The U.S. Dollar Index was little changed, up 0.03 points to 97.885 against a basket of foreign currencies.

Crude prices have rallied to six-month highs this week as an increasingly bellicose tone from the White House toward Iran fueled supply concerns. The U.S. has over the past month and a half amassed the largest military force in the Middle East since the invasion of Iraq in 2003, and more U.S. war ships are expected to arrive in the region in the next two weeks.

On Thursday, U.S. President Donald Trump gave Iran "10 to 15 days" to reach a deal over its nuclear program, saying otherwise "bad things will happen to them." The Wall Street Journal meanwhile reported that the President was weighing a "limited strike" ahead of the deadline to pressure Tehran into an agreement.

Iran produces some 3.2 million bpd of crude oil, and could temporarily shut down the Strait of Hormuz, a vital choke point through which a fifth of global waterborne oil flows transit daily. Iran is also neighboring the largest oil producers in the Middle East, a region responsible for one third of global crude oil supply.

An inventory report by the U.S. Energy Information Administration showing across-the-board draws to crude oil and fuel inventories lent some price support. Commercial crude oil inventories fell by 9 million bbls in the week ended Feb. 13, and distillate fuel oil stocks shrank by 4.6 million bbls. Nationwide gasoline inventories recorded the first draw of the year, receding by 3.2 million bbls.
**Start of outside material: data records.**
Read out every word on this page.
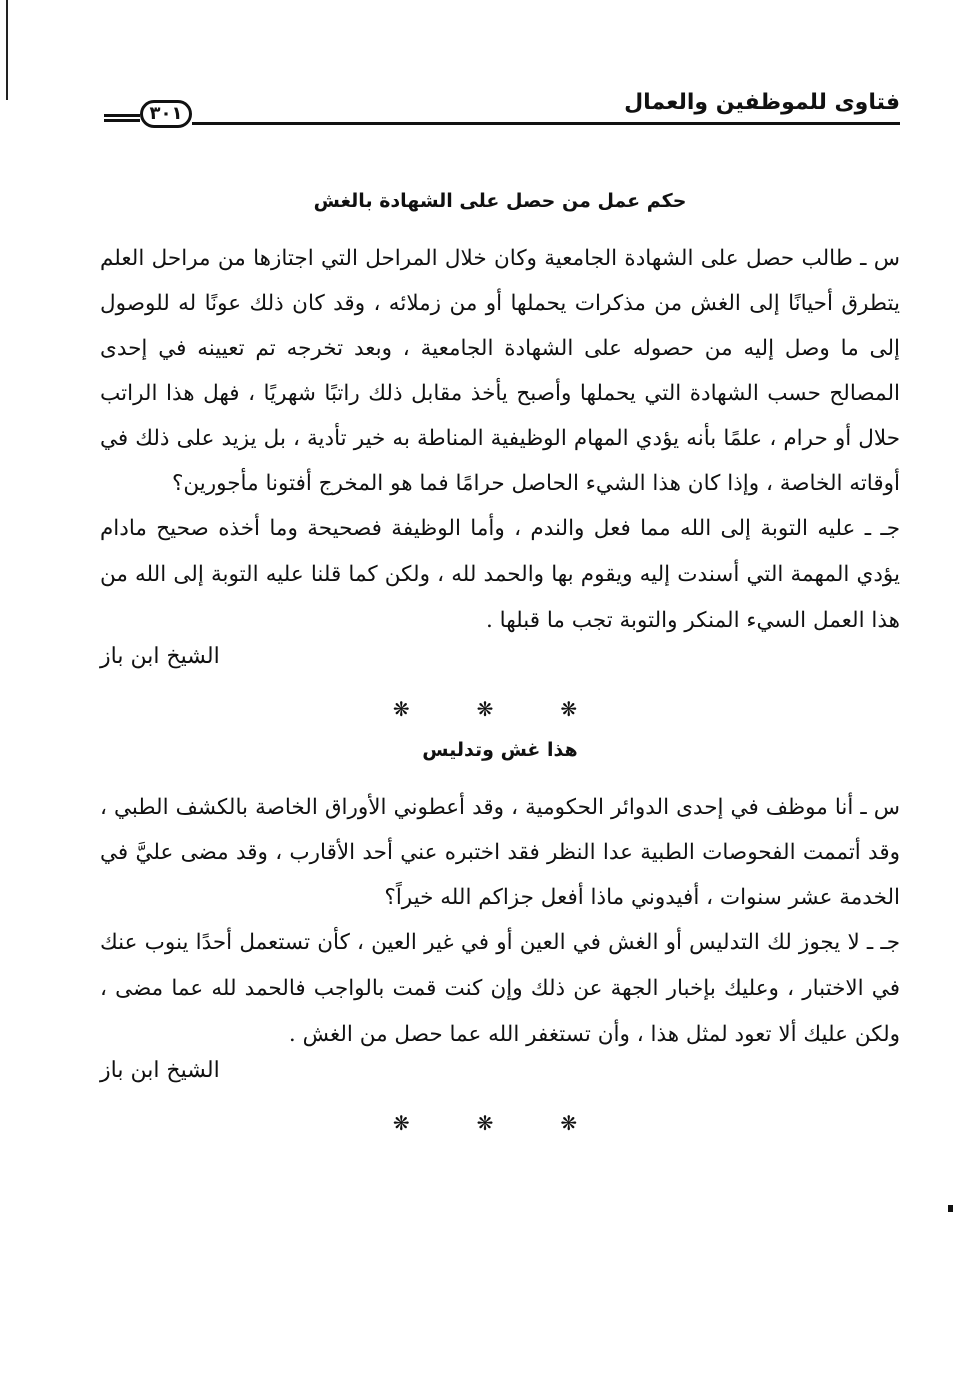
٣٠١	فتاوى للموظفين والعمال
حكم عمل من حصل على الشهادة بالغش

س ـ طالب حصل على الشهادة الجامعية وكان خلال المراحل التي اجتازها من مراحل العلم يتطرق أحيانًا إلى الغش من مذكرات يحملها أو من زملائه ، وقد كان ذلك عونًا له للوصول إلى ما وصل إليه من حصوله على الشهادة الجامعية ، وبعد تخرجه تم تعيينه في إحدى المصالح حسب الشهادة التي يحملها وأصبح يأخذ مقابل ذلك راتبًا شهريًا ، فهل هذا الراتب حلال أو حرام ، علمًا بأنه يؤدي المهام الوظيفية المناطة به خير تأدية ، بل يزيد على ذلك في أوقاته الخاصة ، وإذا كان هذا الشيء الحاصل حرامًا فما هو المخرج أفتونا مأجورين؟

جـ ـ عليه التوبة إلى الله مما فعل والندم ، وأما الوظيفة فصحيحة وما أخذه صحيح مادام يؤدي المهمة التي أسندت إليه ويقوم بها والحمد لله ، ولكن كما قلنا عليه التوبة إلى الله من هذا العمل السيء المنكر والتوبة تجب ما قبلها .

الشيخ ابن باز
❋ ❋ ❋
هذا غش وتدليس

س ـ أنا موظف في إحدى الدوائر الحكومية ، وقد أعطوني الأوراق الخاصة بالكشف الطبي ، وقد أتممت الفحوصات الطبية عدا النظر فقد اختبره عني أحد الأقارب ، وقد مضى عليَّ في الخدمة عشر سنوات ، أفيدوني ماذا أفعل جزاكم الله خيراً؟

جـ ـ لا يجوز لك التدليس أو الغش في العين أو في غير العين ، كأن تستعمل أحدًا ينوب عنك في الاختبار ، وعليك بإخبار الجهة عن ذلك وإن كنت قمت بالواجب فالحمد لله عما مضى ، ولكن عليك ألا تعود لمثل هذا ، وأن تستغفر الله عما حصل من الغش .

الشيخ ابن باز
❋ ❋ ❋
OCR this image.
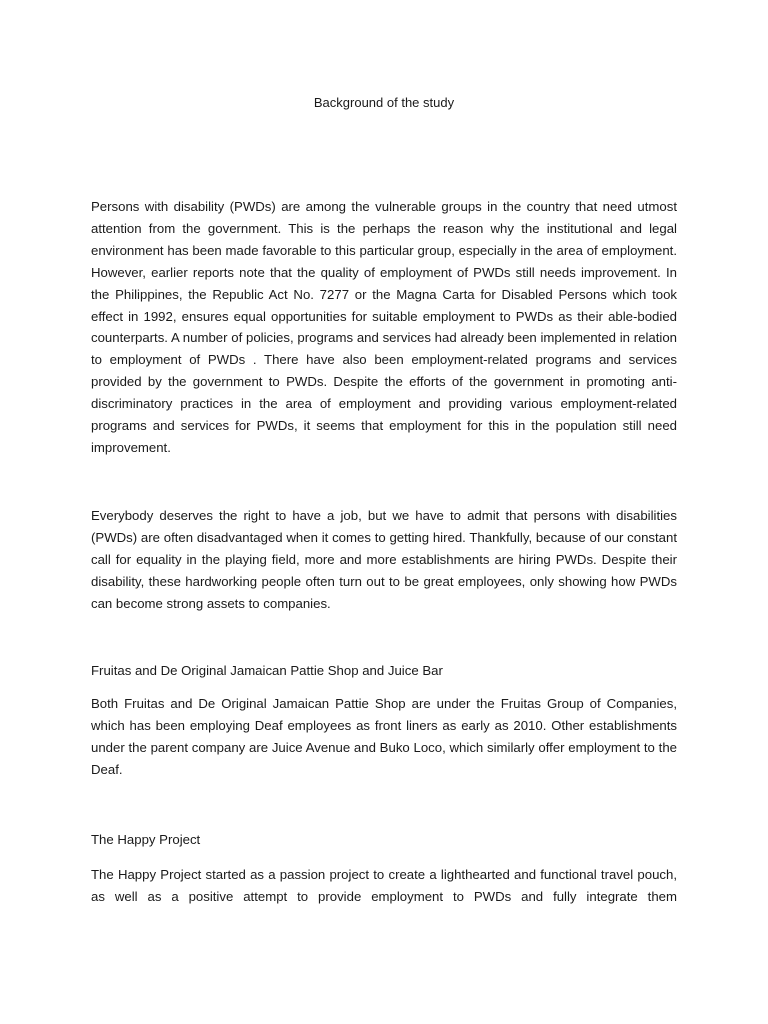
Background of the study

Persons with disability (PWDs) are among the vulnerable groups in the country that need utmost attention from the government. This is the perhaps the reason why the institutional and legal environment has been made favorable to this particular group, especially in the area of employment. However, earlier reports note that the quality of employment of PWDs still needs improvement. In the Philippines, the Republic Act No. 7277 or the Magna Carta for Disabled Persons which took effect in 1992, ensures equal opportunities for suitable employment to PWDs as their able-bodied counterparts. A number of policies, programs and services had already been implemented in relation to employment of PWDs . There have also been employment-related programs and services provided by the government to PWDs. Despite the efforts of the government in promoting anti-discriminatory practices in the area of employment and providing various employment-related programs and services for PWDs, it seems that employment for this in the population still need improvement.

Everybody deserves the right to have a job, but we have to admit that persons with disabilities (PWDs) are often disadvantaged when it comes to getting hired. Thankfully, because of our constant call for equality in the playing field, more and more establishments are hiring PWDs. Despite their disability, these hardworking people often turn out to be great employees, only showing how PWDs can become strong assets to companies.

Fruitas and De Original Jamaican Pattie Shop and Juice Bar

Both Fruitas and De Original Jamaican Pattie Shop are under the Fruitas Group of Companies, which has been employing Deaf employees as front liners as early as 2010. Other establishments under the parent company are Juice Avenue and Buko Loco, which similarly offer employment to the Deaf.

The Happy Project

The Happy Project started as a passion project to create a lighthearted and functional travel pouch, as well as a positive attempt to provide employment to PWDs and fully integrate them
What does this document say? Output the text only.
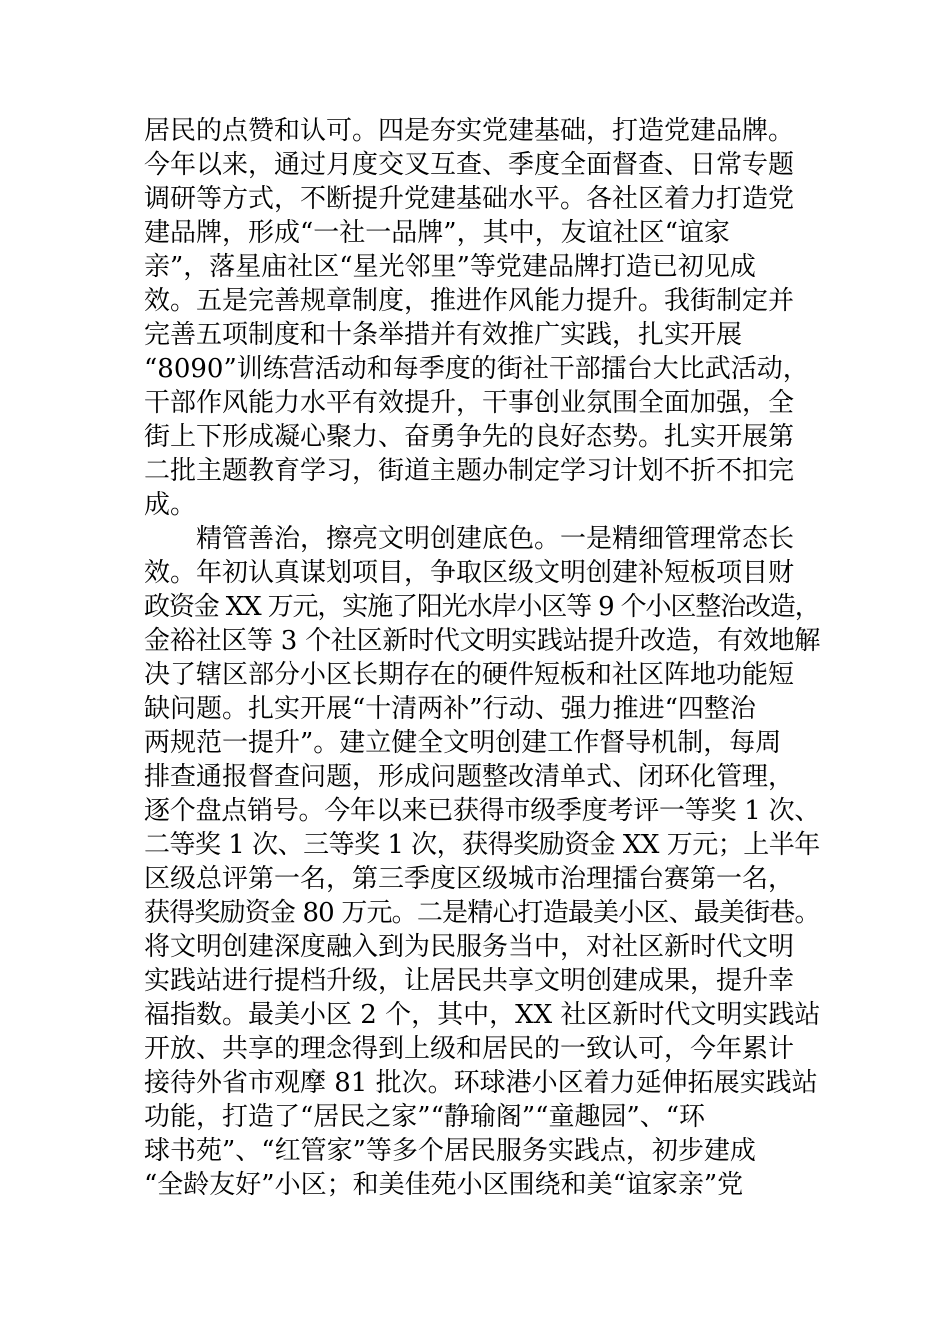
居民的点赞和认可。四是夯实党建基础，打造党建品牌。
今年以来，通过月度交叉互查、季度全面督查、日常专题
调研等方式，不断提升党建基础水平。各社区着力打造党
建品牌，形成“一社一品牌”，其中，友谊社区“谊家
亲”，落星庙社区“星光邻里”等党建品牌打造已初见成
效。五是完善规章制度，推进作风能力提升。我街制定并
完善五项制度和十条举措并有效推广实践，扎实开展
“8090”训练营活动和每季度的街社干部擂台大比武活动，
干部作风能力水平有效提升，干事创业氛围全面加强，全
街上下形成凝心聚力、奋勇争先的良好态势。扎实开展第
二批主题教育学习，街道主题办制定学习计划不折不扣完
成。
　　精管善治，擦亮文明创建底色。一是精细管理常态长
效。年初认真谋划项目，争取区级文明创建补短板项目财
政资金 XX 万元，实施了阳光水岸小区等 9 个小区整治改造，
金裕社区等 3 个社区新时代文明实践站提升改造，有效地解
决了辖区部分小区长期存在的硬件短板和社区阵地功能短
缺问题。扎实开展“十清两补”行动、强力推进“四整治
两规范一提升”。建立健全文明创建工作督导机制，每周
排查通报督查问题，形成问题整改清单式、闭环化管理，
逐个盘点销号。今年以来已获得市级季度考评一等奖 1 次、
二等奖 1 次、三等奖 1 次，获得奖励资金 XX 万元；上半年
区级总评第一名，第三季度区级城市治理擂台赛第一名，
获得奖励资金 80 万元。二是精心打造最美小区、最美街巷。
将文明创建深度融入到为民服务当中，对社区新时代文明
实践站进行提档升级，让居民共享文明创建成果，提升幸
福指数。最美小区 2 个，其中，XX 社区新时代文明实践站
开放、共享的理念得到上级和居民的一致认可，今年累计
接待外省市观摩 81 批次。环球港小区着力延伸拓展实践站
功能，打造了“居民之家”“静瑜阁”“童趣园”、“环
球书苑”、“红管家”等多个居民服务实践点，初步建成
“全龄友好”小区；和美佳苑小区围绕和美“谊家亲”党
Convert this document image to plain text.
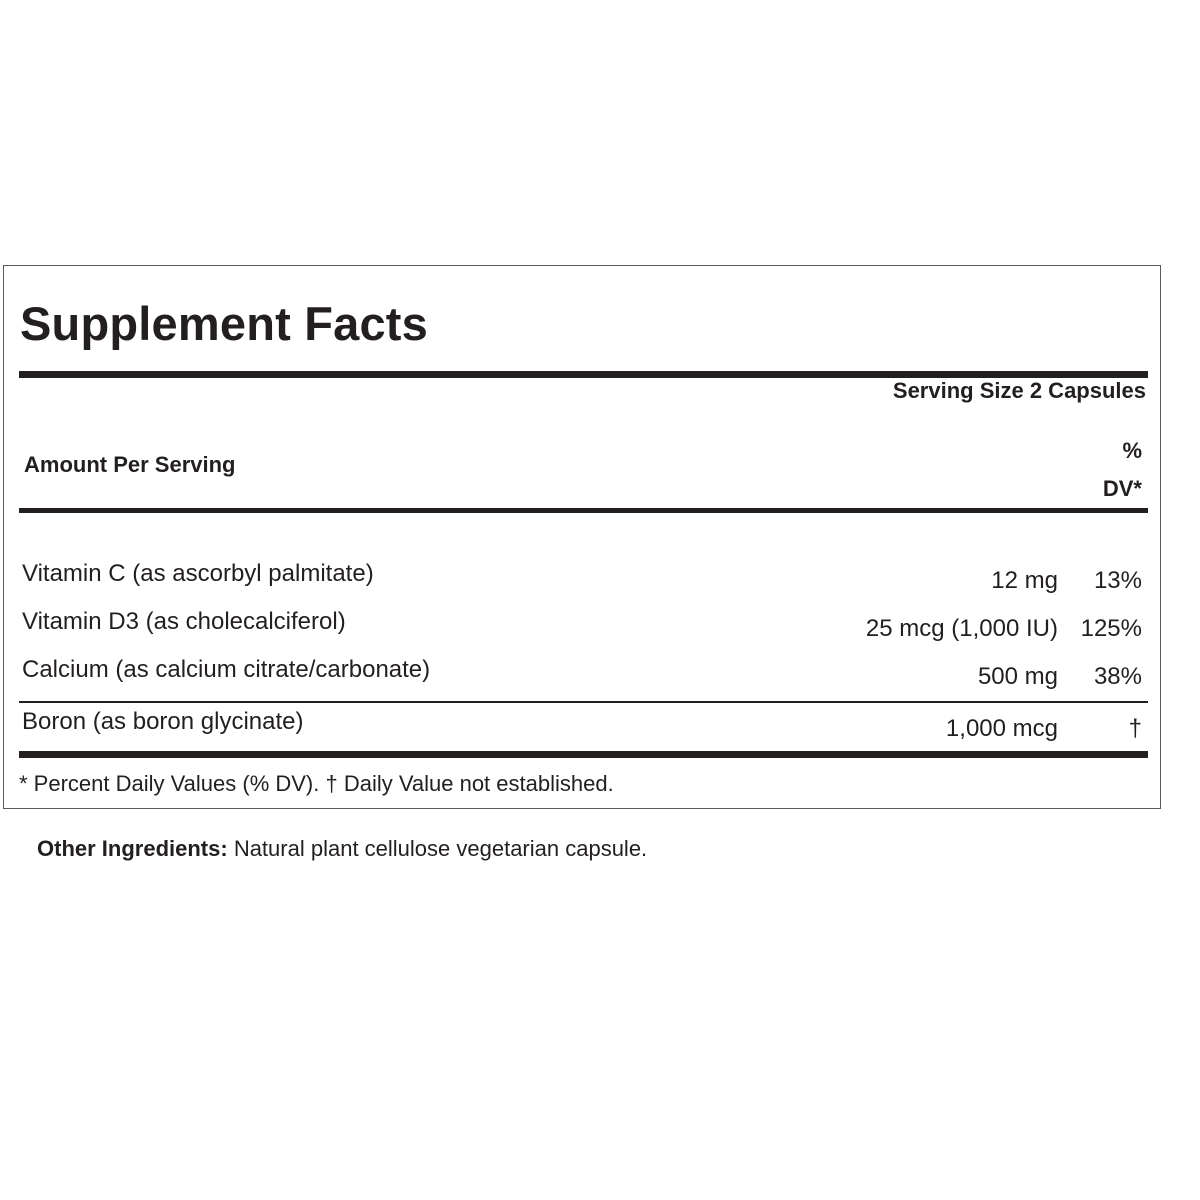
Supplement Facts
Serving Size 2 Capsules
Amount Per Serving
%
DV*
Vitamin C (as ascorbyl palmitate)	12 mg 13%
Vitamin D3 (as cholecalciferol)	25 mcg (1,000 IU) 125%
Calcium (as calcium citrate/carbonate)	500 mg 38%
Boron (as boron glycinate)	1,000 mcg	†
* Percent Daily Values (% DV). † Daily Value not established.
Other Ingredients: Natural plant cellulose vegetarian capsule.
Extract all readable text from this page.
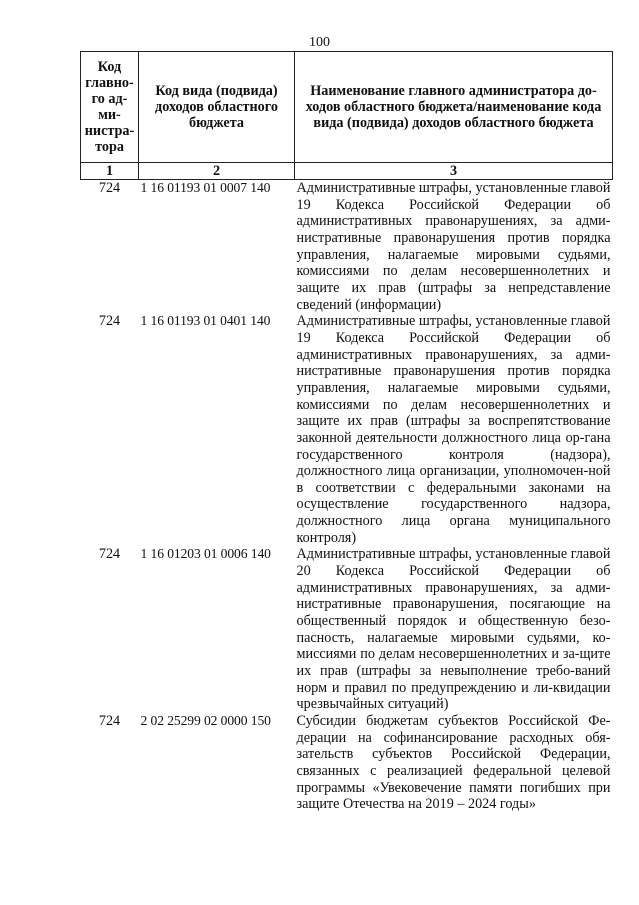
100
Код главно-го ад-ми-нистра-тора	Код вида (подвида) доходов областного бюджета	Наименование главного администратора до-ходов областного бюджета/наименование кода вида (подвида) доходов областного бюджета
1	2	3
724	1 16 01193 01 0007 140	Административные штрафы, установленные главой 19 Кодекса Российской Федерации об административных правонарушениях, за адми-нистративные правонарушения против порядка управления, налагаемые мировыми судьями, комиссиями по делам несовершеннолетних и защите их прав (штрафы за непредставление сведений (информации)
724	1 16 01193 01 0401 140	Административные штрафы, установленные главой 19 Кодекса Российской Федерации об административных правонарушениях, за адми-нистративные правонарушения против порядка управления, налагаемые мировыми судьями, комиссиями по делам несовершеннолетних и защите их прав (штрафы за воспрепятствование законной деятельности должностного лица ор-гана государственного контроля (надзора), должностного лица организации, уполномочен-ной в соответствии с федеральными законами на осуществление государственного надзора, должностного лица органа муниципального контроля)
724	1 16 01203 01 0006 140	Административные штрафы, установленные главой 20 Кодекса Российской Федерации об административных правонарушениях, за адми-нистративные правонарушения, посягающие на общественный порядок и общественную безо-пасность, налагаемые мировыми судьями, ко-миссиями по делам несовершеннолетних и за-щите их прав (штрафы за невыполнение требо-ваний норм и правил по предупреждению и ли-квидации чрезвычайных ситуаций)
724	2 02 25299 02 0000 150	Субсидии бюджетам субъектов Российской Фе-дерации на софинансирование расходных обя-зательств субъектов Российской Федерации, связанных с реализацией федеральной целевой программы «Увековечение памяти погибших при защите Отечества на 2019 – 2024 годы»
In the U.S., higher-than-expected inflation and lower-than-expected economic growth weighed on sentiment. The Bureau of Economic Analysis's first of three estimates of U.S. GDP growth in the fourth quarter of 2025 published today showed a reading of 1.4% quarter-on-quarter, compared with market expectations of 2.8%. BEA's PCE price index, the Federal Reserve's preferred metric to gauge inflation, was up 0.4% month-on-month in December. The core PCE price index, which excludes price volatile categories like food and energy, was at 3% year-on-year, the highest reading since November 2023.